WAR ON TRUTH The Secret Battle for the American Mind

Important article indeed Laura!

A little slow in finding this thread, but a good one to keep and reference as it is just as relevant today, perhaps more so, it’s more entrenched, more accepted, than it was in 1999. In retrospect, looking back at all the groups promoting this or saving that, it becomes clear when the PR hand has influenced. When the news flashes erupt and the commentaries flourish, again, how mush tuning was done by the PR hand; it’s actually mind boggling when you think about this on a planetary scale.

A number of high profile environmental groups sprang up in our area and although the situation was important, digging a little deeper, one quickly notes the covenant between one said group and for instance Unilever, the powerful food consortium; win-win indeed.
I came across this and searched the forum to see if it was on here.
I did not see it and was wondering if anyone else has came across this?

Laura said:
An Interview with John Stauber Published in "The Sun" March 1999
Stauber: The PR industry is a product of the early twentieth century. It grew out of what was then the world's largest propaganda campaign, waged by Woodrow Wilson's administration to get the American public to support U.S. entry into the First World War. At that time, the country was much more isolationist than today. A huge ocean separated us from Europe, and most Americans didn't want to get dragged into what was seen as Europe's war.
But back to the history of the industry. After the Wilson administration succeeded in getting the public behind World War I, public-relations practitioners who'd been involved in the campaign - like Ivy Lee and Edward Bernays - began looking for business clients. The tactics of invisible persuasion that they'd honed working for the War Department were put to use on behalf of the tobacco, oil, and other industries. And with each success, the public-relations industry grew. Tobacco propaganda has surely been the most successful, longest-running, and deadliest public-relations campaign in history.

What this brought to mind is the psychology of consumer marketing. Methinks there are dangerous and effective methods of convicing people to do things that they would not have done unless motivated from external forces. There are formal educational courses that teach the use of subliminal projections to sway and persuade an unknowing potential victim. Of course TPTB know this and have been able to fine tune their methods and many of us can see the results around us every day. A sleepy society living within an ignorant illusion. Programmed to remain mentally lazy and easily receptive to disinformation.


Psychology of a purchase decision

Human psychology is a fascinating science, not least because of the frightening discoveries about just how predictable our behaviour can be. Customers make decisions based on a large number of factors and although it is impossible to influence them all, successful marketers try to strike a balance between appealing to the emotional and rational sides to our personality.
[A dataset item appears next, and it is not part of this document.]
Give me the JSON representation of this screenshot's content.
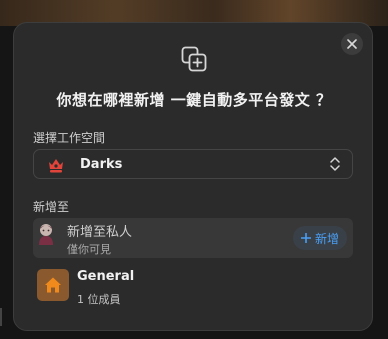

I have used the color of blue on my employer's web site for its ability to convey trust and loyalty.
Color is a meaningful constant for sighted people and it's a powerful psychological tool. By using color psychology, you can send a positive or negative message, encourage sales, calm a crowd, or make an athlete pump iron harder.

Employ the latest color psychology in all facets of marketing and particularly in logo design, web site design, the cover of a book, or the package of a product.
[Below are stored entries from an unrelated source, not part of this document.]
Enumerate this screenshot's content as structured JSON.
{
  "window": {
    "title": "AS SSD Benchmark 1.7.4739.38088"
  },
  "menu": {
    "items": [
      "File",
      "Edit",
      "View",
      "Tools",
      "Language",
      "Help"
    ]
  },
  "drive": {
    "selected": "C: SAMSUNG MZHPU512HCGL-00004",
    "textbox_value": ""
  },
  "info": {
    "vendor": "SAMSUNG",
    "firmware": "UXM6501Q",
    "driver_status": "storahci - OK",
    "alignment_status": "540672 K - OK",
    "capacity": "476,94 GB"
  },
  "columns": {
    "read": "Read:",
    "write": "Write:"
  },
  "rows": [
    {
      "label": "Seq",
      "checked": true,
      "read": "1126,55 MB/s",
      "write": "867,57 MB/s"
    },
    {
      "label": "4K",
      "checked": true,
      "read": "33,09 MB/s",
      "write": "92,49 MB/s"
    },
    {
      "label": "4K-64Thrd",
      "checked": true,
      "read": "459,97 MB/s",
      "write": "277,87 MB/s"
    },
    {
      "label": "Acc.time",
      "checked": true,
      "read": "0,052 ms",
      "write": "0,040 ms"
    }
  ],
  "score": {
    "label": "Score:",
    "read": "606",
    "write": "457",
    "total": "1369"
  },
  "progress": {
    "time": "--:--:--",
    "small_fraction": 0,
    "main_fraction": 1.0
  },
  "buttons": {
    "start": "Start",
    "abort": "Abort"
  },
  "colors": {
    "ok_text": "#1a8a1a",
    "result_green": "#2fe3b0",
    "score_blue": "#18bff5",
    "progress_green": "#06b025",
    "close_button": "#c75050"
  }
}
The field of industrial psychology has a sub-field that studies only the psychology of color. It is no accident that Campbell's soup has used the same four colors on their labels for years and years. When I mentioned that product, I'll bet an image of that label popped into your head.

Psychology of Color: Blue

Ask people their favorite color and a clear majority will say blue. Much of the world is blue (skies, seas). Seeing the color blue actually causes the body to produce chemicals that are calming; but that isn't true of all shades of blue. Some shades (or too much blue) can send a cold and uncaring message. Many bedrooms are blue because it's calm, restful color. Over the ages blue has become associated with steadfastness, dependability, wisdom and loyalty (note how many uniforms are blue). People tend to be more productive in a blue room because they are calm and focused on the task at hand. Some studies are showing that weight lifters can lift more weight in a blue gym - in fact, nearly all sports are enhanced in blue surroundings.

With a little research, one can see that people can be, have been, and are continually bombarded by programming to influence and sway their thought patterns for the sheer purpose of control.
Thank you, The mind is so amazing.
I know this is an older thread. I had just came upon that site from YouTube and was amazed how the signs and shows talk about it but few people really notice except to mock, claim it's conspiracy theorist due to how they have been conditioned to believe. It's everyday, and in most everything we see or do.
I am still learning and have a long way still.